En général, quoique rejetant l’économisme, l’androcentrisme et l’étatisme du capitalisme d’Etat, le féminisme de la deuxième vague avait donc une position ambivalente à l’égard du modèle westphalien, et sa critique demeurait considérablement nuancée. En rejetant l’économisme, les féministes de l’époque n’ont jamais douté de la centralité de la justice distributive et de la critique de l’économie politique dans le cadre d’un projet d’émancipation des femmes. Loin de vouloir minimiser la dimension économique de la justice de genre, elles cherchaient plutôt à l’approfondir en éclaircissant sa relation avec les deux autres dimensions, culturelle et politique. De la même manière, en critiquant l’androcentrisme du « salaire familial », les féministes de la deuxième vague n’ont jamais cherché à le remplacer par un modèle qui illustrerait la présence de deux « salarié-e-s ». Pour elles, vaincre l’injustice de genre signifiait mettre fin à la dévaluation systématique des soins et de la division sexuée du travail, qu’il soit rémunéré ou non. Enfin, en rejetant l’étatisme du capitalisme d’Etat, les féministes de la deuxième vague n’ont jamais mis en doute le besoin d’institutions fortes, capables d’organiser la vie économique au service de la justice. Loin de vouloir libérer les marchés du contrôle étatique, elles cherchaient plutôt à démocratiser le pouvoir d’Etat, à maximiser la participation des citoyens, à renforcer la transparence et à accroître la circulation de la communication entre l’Etat et la société.

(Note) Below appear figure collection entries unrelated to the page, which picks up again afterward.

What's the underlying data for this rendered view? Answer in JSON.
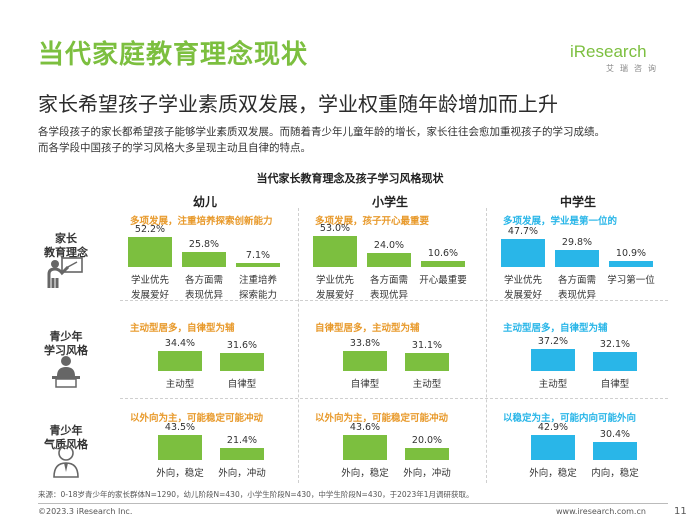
{
  "header": {
    "title": "当代家庭教育理念现状",
    "subtitle": "家长希望孩子学业素质双发展，学业权重随年龄增加而上升",
    "intro_lines": [
      "各学段孩子的家长都希望孩子能够学业素质双发展。而随着青少年儿童年龄的增长，家长往往会愈加重视孩子的学习成绩。",
      "而各学段中国孩子的学习风格大多呈现主动且自律的特点。"
    ]
  },
  "logo": {
    "text": "iResearch",
    "sub": "艾瑞咨询"
  },
  "colors": {
    "green": "#7cbf3f",
    "blue": "#29b6e8",
    "accent_green": "#6abf2e",
    "orange_tag": "#e89a2c"
  },
  "chart_data": {
    "type": "bar",
    "title": "当代家长教育理念及孩子学习风格现状",
    "stages": [
      "幼儿",
      "小学生",
      "中学生"
    ],
    "rows": [
      {
        "label": "家长教育理念",
        "label_lines": [
          "家长",
          "教育理念"
        ],
        "icon": "teacher-board-icon",
        "panels": [
          {
            "tag": "多项发展，注重培养探索创新能力",
            "categories": [
              [
                "学业优先",
                "发展爱好"
              ],
              [
                "各方面需",
                "表现优异"
              ],
              [
                "注重培养",
                "探索能力"
              ]
            ],
            "values": [
              52.2,
              25.8,
              7.1
            ]
          },
          {
            "tag": "多项发展，孩子开心最重要",
            "categories": [
              [
                "学业优先",
                "发展爱好"
              ],
              [
                "各方面需",
                "表现优异"
              ],
              [
                "开心最重要"
              ]
            ],
            "values": [
              53.0,
              24.0,
              10.6
            ]
          },
          {
            "tag": "多项发展，学业是第一位的",
            "categories": [
              [
                "学业优先",
                "发展爱好"
              ],
              [
                "各方面需",
                "表现优异"
              ],
              [
                "学习第一位"
              ]
            ],
            "values": [
              47.7,
              29.8,
              10.9
            ]
          }
        ]
      },
      {
        "label": "青少年学习风格",
        "label_lines": [
          "青少年",
          "学习风格"
        ],
        "icon": "student-desk-icon",
        "panels": [
          {
            "tag": "主动型居多，自律型为辅",
            "categories": [
              [
                "主动型"
              ],
              [
                "自律型"
              ]
            ],
            "values": [
              34.4,
              31.6
            ]
          },
          {
            "tag": "自律型居多，主动型为辅",
            "categories": [
              [
                "自律型"
              ],
              [
                "主动型"
              ]
            ],
            "values": [
              33.8,
              31.1
            ]
          },
          {
            "tag": "主动型居多，自律型为辅",
            "categories": [
              [
                "主动型"
              ],
              [
                "自律型"
              ]
            ],
            "values": [
              37.2,
              32.1
            ]
          }
        ]
      },
      {
        "label": "青少年气质风格",
        "label_lines": [
          "青少年",
          "气质风格"
        ],
        "icon": "person-tie-icon",
        "panels": [
          {
            "tag": "以外向为主，可能稳定可能冲动",
            "categories": [
              [
                "外向，稳定"
              ],
              [
                "外向，冲动"
              ]
            ],
            "values": [
              43.5,
              21.4
            ]
          },
          {
            "tag": "以外向为主，可能稳定可能冲动",
            "categories": [
              [
                "外向，稳定"
              ],
              [
                "外向，冲动"
              ]
            ],
            "values": [
              43.6,
              20.0
            ]
          },
          {
            "tag": "以稳定为主，可能内向可能外向",
            "categories": [
              [
                "外向，稳定"
              ],
              [
                "内向，稳定"
              ]
            ],
            "values": [
              42.9,
              30.4
            ]
          }
        ]
      }
    ],
    "unit": "%"
  },
  "footer": {
    "source": "来源：0-18岁青少年的家长群体N=1290，幼儿阶段N=430，小学生阶段N=430，中学生阶段N=430，于2023年1月调研获取。",
    "copyright": "©2023.3 iResearch Inc.",
    "site": "www.iresearch.com.cn",
    "page": "11"
  }
}
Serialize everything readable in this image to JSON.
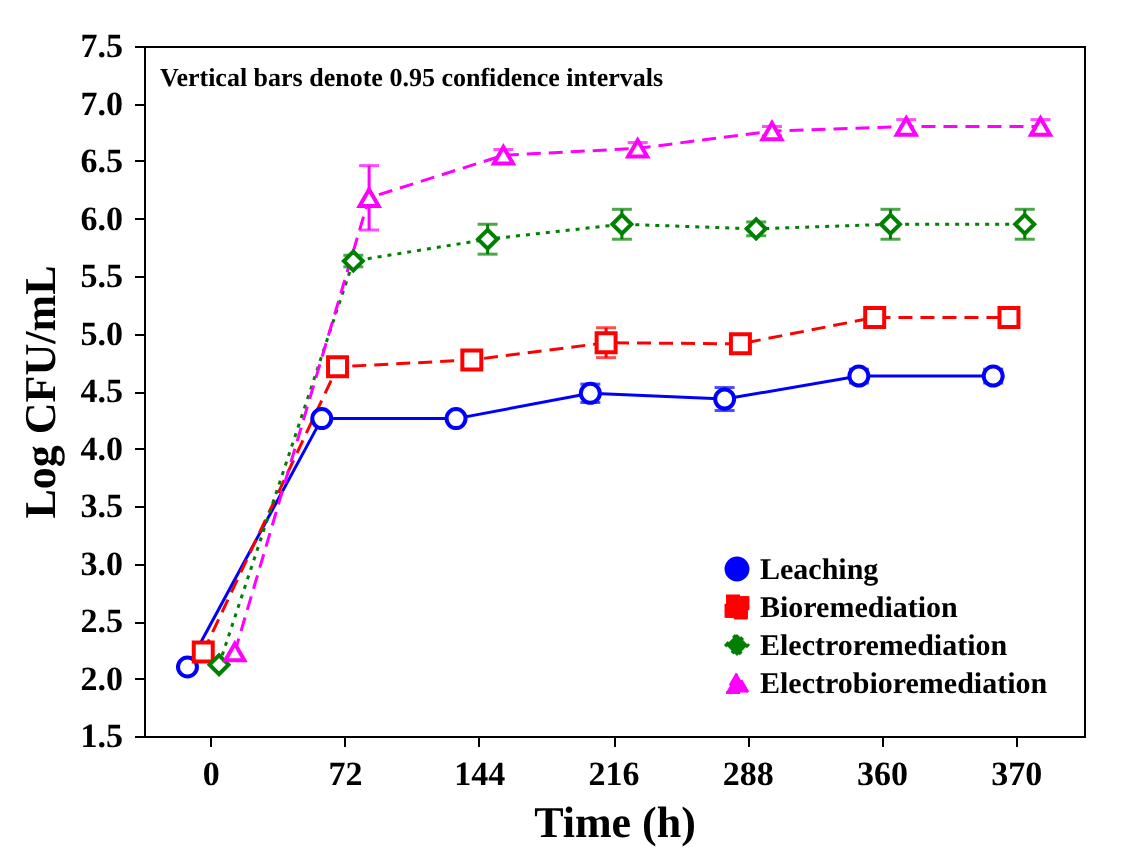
{
  "chart_data": {
    "type": "line",
    "xlabel": "Time (h)",
    "ylabel": "Log CFU/mL",
    "annotations": [
      "Vertical bars denote 0.95 confidence intervals"
    ],
    "categories": [
      "0",
      "72",
      "144",
      "216",
      "288",
      "360",
      "370"
    ],
    "ylim": [
      1.5,
      7.5
    ],
    "yticks": [
      1.5,
      {
        "value": 2,
        "label": "2.0"
      },
      2.5,
      {
        "value": 3,
        "label": "3.0"
      },
      3.5,
      {
        "value": 4,
        "label": "4.0"
      },
      4.5,
      {
        "value": 5,
        "label": "5.0"
      },
      5.5,
      {
        "value": 6,
        "label": "6.0"
      },
      6.5,
      {
        "value": 7,
        "label": "7.0"
      },
      7.5
    ],
    "grid": false,
    "legend": "bottom right",
    "series": [
      {
        "name": "Leaching",
        "color": "#0000ff",
        "marker": "circle",
        "line_style": "solid",
        "values": [
          2.1,
          4.26,
          4.26,
          4.48,
          4.43,
          4.63,
          4.63
        ],
        "errors": [
          null,
          null,
          null,
          0.08,
          0.1,
          0.06,
          0.06
        ]
      },
      {
        "name": "Bioremediation",
        "color": "#ff0000",
        "marker": "square",
        "line_style": "dashed",
        "values": [
          2.23,
          4.71,
          4.77,
          4.92,
          4.91,
          5.14,
          5.14
        ],
        "errors": [
          null,
          null,
          0.07,
          0.13,
          null,
          null,
          null
        ]
      },
      {
        "name": "Electroremediation",
        "color": "#008000",
        "marker": "diamond",
        "line_style": "dotted",
        "values": [
          2.12,
          5.63,
          5.82,
          5.95,
          5.91,
          5.95,
          5.95
        ],
        "errors": [
          null,
          0.05,
          0.13,
          0.13,
          0.06,
          0.13,
          0.13
        ]
      },
      {
        "name": "Electrobioremediation",
        "color": "#ff00ff",
        "marker": "triangle",
        "line_style": "dashed",
        "values": [
          2.23,
          6.18,
          6.55,
          6.61,
          6.76,
          6.8,
          6.8
        ],
        "errors": [
          null,
          0.28,
          0.05,
          0.05,
          0.04,
          0.06,
          0.06
        ]
      }
    ]
  }
}
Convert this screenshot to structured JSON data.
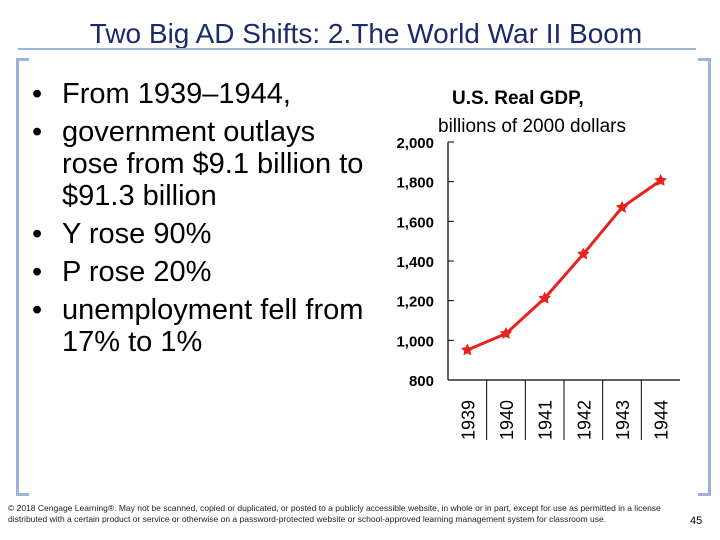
{
  "slide": {
    "title": "Two Big AD Shifts:  2.The World War II Boom",
    "bullets": [
      "From 1939–1944,",
      "government outlays rose from $9.1 billion to $91.3 billion",
      "Y  rose 90%",
      "P  rose 20%",
      "unemployment fell from 17% to 1%"
    ],
    "copyright": "© 2018 Cengage Learning®. May not be scanned, copied or duplicated, or posted to a publicly accessible website, in whole or in part, except for use as permitted in a license distributed with a certain product or service or otherwise on a password-protected website or school-approved learning management system for classroom use.",
    "page_number": "45"
  },
  "colors": {
    "title": "#1b2a6b",
    "accent": "#9fb3d9",
    "series": "#e8231f"
  },
  "chart_data": {
    "type": "line",
    "title": "U.S. Real GDP,",
    "subtitle": "billions of 2000 dollars",
    "categories": [
      "1939",
      "1940",
      "1941",
      "1942",
      "1943",
      "1944"
    ],
    "series": [
      {
        "name": "Real GDP",
        "values": [
          951,
          1034,
          1212,
          1435,
          1670,
          1806
        ]
      }
    ],
    "ylim": [
      800,
      2000
    ],
    "yticks": [
      800,
      1000,
      1200,
      1400,
      1600,
      1800,
      2000
    ],
    "ytick_labels": [
      "800",
      "1,000",
      "1,200",
      "1,400",
      "1,600",
      "1,800",
      "2,000"
    ]
  }
}
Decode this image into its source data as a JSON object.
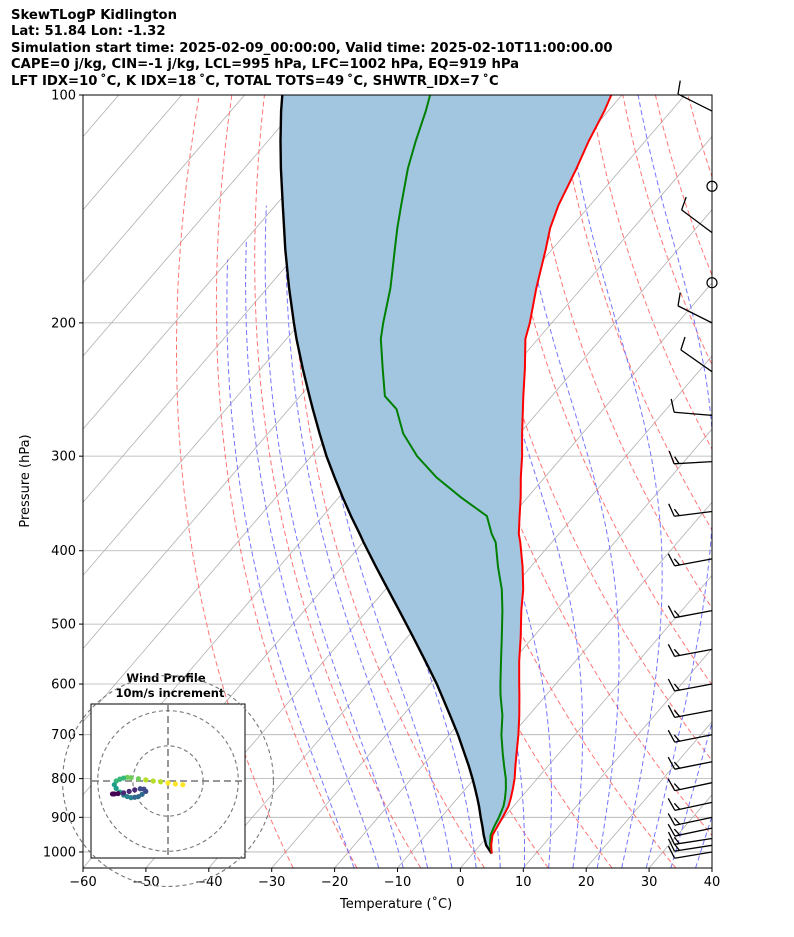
{
  "header": {
    "line1": "SkewTLogP Kidlington",
    "line2": "Lat: 51.84   Lon: -1.32",
    "line3": "Simulation start time: 2025-02-09_00:00:00, Valid time: 2025-02-10T11:00:00.00",
    "line4": "CAPE=0 j/kg, CIN=-1 j/kg, LCL=995 hPa, LFC=1002 hPa, EQ=919 hPa",
    "line5": "LFT IDX=10 ˚C, K IDX=18 ˚C, TOTAL TOTS=49 ˚C, SHWTR_IDX=7 ˚C"
  },
  "colors": {
    "temperature": "#ff0000",
    "dewpoint": "#008000",
    "parcel": "#000000",
    "shade": "#a3c6e0",
    "dry_adiabat": "#ff6666",
    "moist_adiabat": "#6666ff",
    "isotherm": "#b0b0b0",
    "grid": "#b0b0b0"
  },
  "chart_data": {
    "type": "line",
    "title": "",
    "xlabel": "Temperature (˚C)",
    "ylabel": "Pressure (hPa)",
    "xlim": [
      -60,
      40
    ],
    "ylim": [
      1050,
      100
    ],
    "y_scale": "log",
    "x_ticks": [
      "−60",
      "−50",
      "−40",
      "−30",
      "−20",
      "−10",
      "0",
      "10",
      "20",
      "30",
      "40"
    ],
    "y_ticks": [
      "100",
      "200",
      "300",
      "400",
      "500",
      "600",
      "700",
      "800",
      "900",
      "1000"
    ],
    "grid": true,
    "series": [
      {
        "role": "temperature",
        "pressure": [
          1005,
          980,
          950,
          925,
          900,
          870,
          850,
          825,
          800,
          770,
          740,
          700,
          660,
          620,
          600,
          560,
          520,
          480,
          450,
          420,
          390,
          380,
          360,
          340,
          320,
          300,
          280,
          260,
          250,
          230,
          210,
          200,
          180,
          160,
          150,
          140,
          125,
          115,
          105,
          100
        ],
        "temp": [
          3.0,
          1.8,
          0.6,
          0.2,
          -0.2,
          -0.8,
          -1.5,
          -2.5,
          -3.6,
          -5.2,
          -6.8,
          -9.0,
          -11.5,
          -14.3,
          -15.8,
          -18.9,
          -22.0,
          -25.5,
          -28.1,
          -31.3,
          -35.0,
          -36.4,
          -38.7,
          -41.1,
          -43.8,
          -46.5,
          -49.6,
          -52.8,
          -54.5,
          -58.0,
          -62.0,
          -63.5,
          -67.2,
          -71.0,
          -73.2,
          -75.0,
          -77.2,
          -79.0,
          -80.6,
          -81.7
        ]
      },
      {
        "role": "dewpoint",
        "pressure": [
          1005,
          980,
          950,
          925,
          900,
          870,
          850,
          825,
          800,
          770,
          740,
          700,
          660,
          620,
          600,
          560,
          520,
          480,
          450,
          420,
          390,
          380,
          360,
          340,
          320,
          300,
          280,
          260,
          250,
          230,
          210,
          200,
          180,
          160,
          150,
          140,
          125,
          115,
          105,
          100
        ],
        "temp": [
          3.0,
          1.6,
          0.3,
          -0.3,
          -0.8,
          -1.6,
          -2.4,
          -3.6,
          -5.0,
          -7.0,
          -9.0,
          -11.7,
          -14.2,
          -17.3,
          -18.8,
          -21.8,
          -25.0,
          -28.5,
          -31.5,
          -35.2,
          -38.9,
          -40.7,
          -43.9,
          -50.6,
          -57.2,
          -63.2,
          -68.5,
          -72.9,
          -76.5,
          -80.6,
          -85.0,
          -86.8,
          -90.4,
          -95.0,
          -97.5,
          -100.0,
          -104.0,
          -106.5,
          -109.0,
          -110.5
        ]
      },
      {
        "role": "parcel",
        "pressure": [
          1005,
          980,
          950,
          925,
          900,
          870,
          850,
          825,
          800,
          770,
          740,
          700,
          660,
          620,
          600,
          560,
          520,
          480,
          450,
          420,
          390,
          380,
          360,
          340,
          320,
          300,
          280,
          260,
          250,
          230,
          210,
          200,
          180,
          160,
          150,
          140,
          125,
          115,
          105,
          100
        ],
        "temp": [
          3.0,
          1.0,
          -0.8,
          -2.2,
          -3.7,
          -5.5,
          -6.8,
          -8.5,
          -10.3,
          -12.6,
          -15.1,
          -18.6,
          -22.5,
          -26.7,
          -28.9,
          -33.8,
          -39.1,
          -44.9,
          -49.6,
          -54.6,
          -59.9,
          -61.7,
          -65.5,
          -69.4,
          -73.4,
          -77.6,
          -81.8,
          -86.2,
          -88.5,
          -93.3,
          -98.4,
          -101.0,
          -106.5,
          -112.4,
          -115.5,
          -118.8,
          -124.2,
          -128.0,
          -132.0,
          -134.0
        ]
      }
    ],
    "wind_barbs": [
      {
        "p": 105,
        "u": -8,
        "v": 4
      },
      {
        "p": 132,
        "calm": true
      },
      {
        "p": 152,
        "u": -8,
        "v": 6
      },
      {
        "p": 177,
        "calm": true
      },
      {
        "p": 200,
        "u": -10,
        "v": 5
      },
      {
        "p": 232,
        "u": -10,
        "v": 7
      },
      {
        "p": 265,
        "u": -12,
        "v": 1
      },
      {
        "p": 305,
        "u": -17,
        "v": -1
      },
      {
        "p": 355,
        "u": -16,
        "v": -2
      },
      {
        "p": 410,
        "u": -16,
        "v": -3
      },
      {
        "p": 480,
        "u": -16,
        "v": -3
      },
      {
        "p": 540,
        "u": -16,
        "v": -3
      },
      {
        "p": 600,
        "u": -16,
        "v": -3
      },
      {
        "p": 650,
        "u": -16,
        "v": -3
      },
      {
        "p": 700,
        "u": -15,
        "v": -3
      },
      {
        "p": 760,
        "u": -15,
        "v": -3
      },
      {
        "p": 810,
        "u": -14,
        "v": -3
      },
      {
        "p": 860,
        "u": -14,
        "v": -3
      },
      {
        "p": 900,
        "u": -14,
        "v": -3
      },
      {
        "p": 930,
        "u": -14,
        "v": -3
      },
      {
        "p": 960,
        "u": -13,
        "v": -2
      },
      {
        "p": 980,
        "u": -13,
        "v": -2
      },
      {
        "p": 1000,
        "u": -12,
        "v": -2
      }
    ],
    "inset": {
      "title": "Wind Profile",
      "subtitle": "10m/s increment",
      "ring_step": 10,
      "rings": 3,
      "u": [
        4,
        2,
        0,
        -2,
        -4,
        -6,
        -8,
        -10,
        -11,
        -12,
        -13,
        -14,
        -14.5,
        -14,
        -13,
        -12,
        -11,
        -10,
        -9,
        -8,
        -7,
        -6,
        -6.5,
        -7.5,
        -9,
        -10.5,
        -12,
        -13.5,
        -14.5,
        -15
      ],
      "v": [
        -1,
        -0.8,
        -0.5,
        -0.2,
        0,
        0.3,
        0.6,
        0.9,
        1,
        0.8,
        0.5,
        0,
        -1,
        -2,
        -3,
        -3.8,
        -4.2,
        -4.5,
        -4.4,
        -4.2,
        -3.6,
        -2.8,
        -2.2,
        -2.1,
        -2.4,
        -2.8,
        -3.2,
        -3.4,
        -3.5,
        -3.5
      ]
    }
  }
}
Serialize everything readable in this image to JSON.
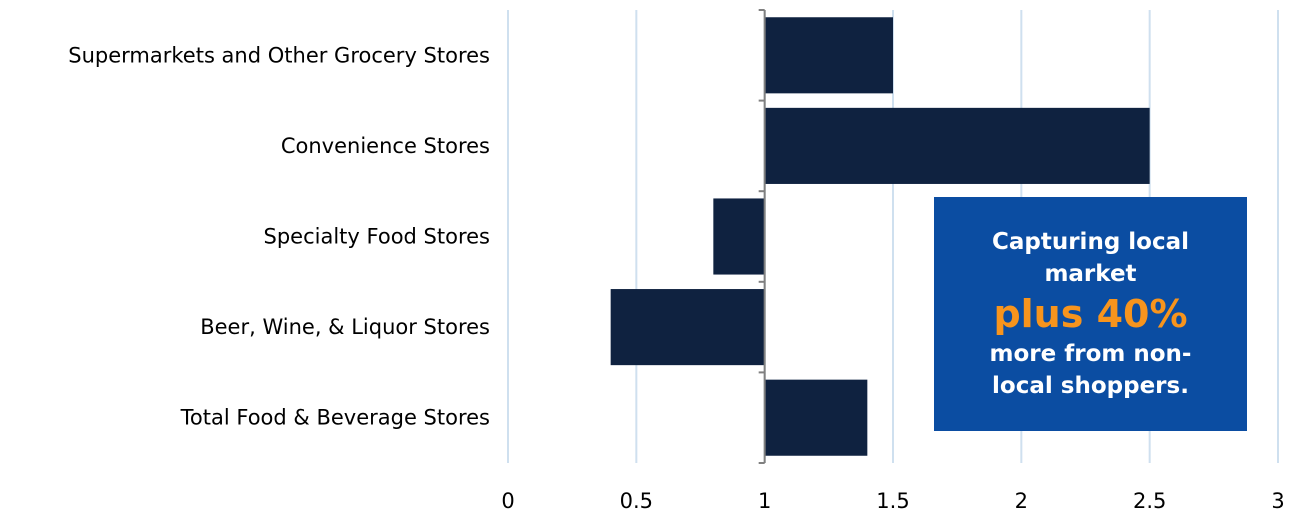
{
  "chart_data": {
    "type": "bar",
    "orientation": "horizontal",
    "baseline": 1,
    "categories": [
      "Supermarkets and Other Grocery Stores",
      "Convenience Stores",
      "Specialty Food Stores",
      "Beer, Wine, & Liquor Stores",
      "Total Food & Beverage Stores"
    ],
    "values": [
      1.5,
      2.5,
      0.8,
      0.4,
      1.4
    ],
    "xlim": [
      0,
      3
    ],
    "xticks": [
      "0",
      "0.5",
      "1",
      "1.5",
      "2",
      "2.5",
      "3"
    ],
    "grid": true,
    "title": "",
    "xlabel": "",
    "ylabel": ""
  },
  "colors": {
    "bar": "#0f2240",
    "grid": "#cfe0ef",
    "axis": "#808080",
    "callout_bg": "#0b4da2",
    "callout_highlight": "#f7941d"
  },
  "callout": {
    "line1": "Capturing local market",
    "highlight": "plus 40%",
    "line2": "more from non-local shoppers."
  }
}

Cela étant dit, le féminisme de la deuxième vague adoptait un projet politique de transformation sociale fondé sur une compréhension plus large de l’injustice et sur la critique systémique de la société capitaliste. Les courants les plus avancés de cette réflexion critique envisageaient leur lutte de manière multi-dimensionnelle, visant à abattre simultanément l’exploitation économique, les hiérarchies de statut et l’assujettissement politique. En outre, le féminisme faisait partie d’un projet d’émancipation plus large dans lequel les luttes contre les injustices de genre étaient nécessairement liées aux luttes contre le racisme, l’impérialisme, l’homophobie et la domination de classe qui, les unes et les autres, nécessitaient la transformation des structures profondes de la société capitaliste.
II. Féminisme et « nouvel esprit du capitalisme »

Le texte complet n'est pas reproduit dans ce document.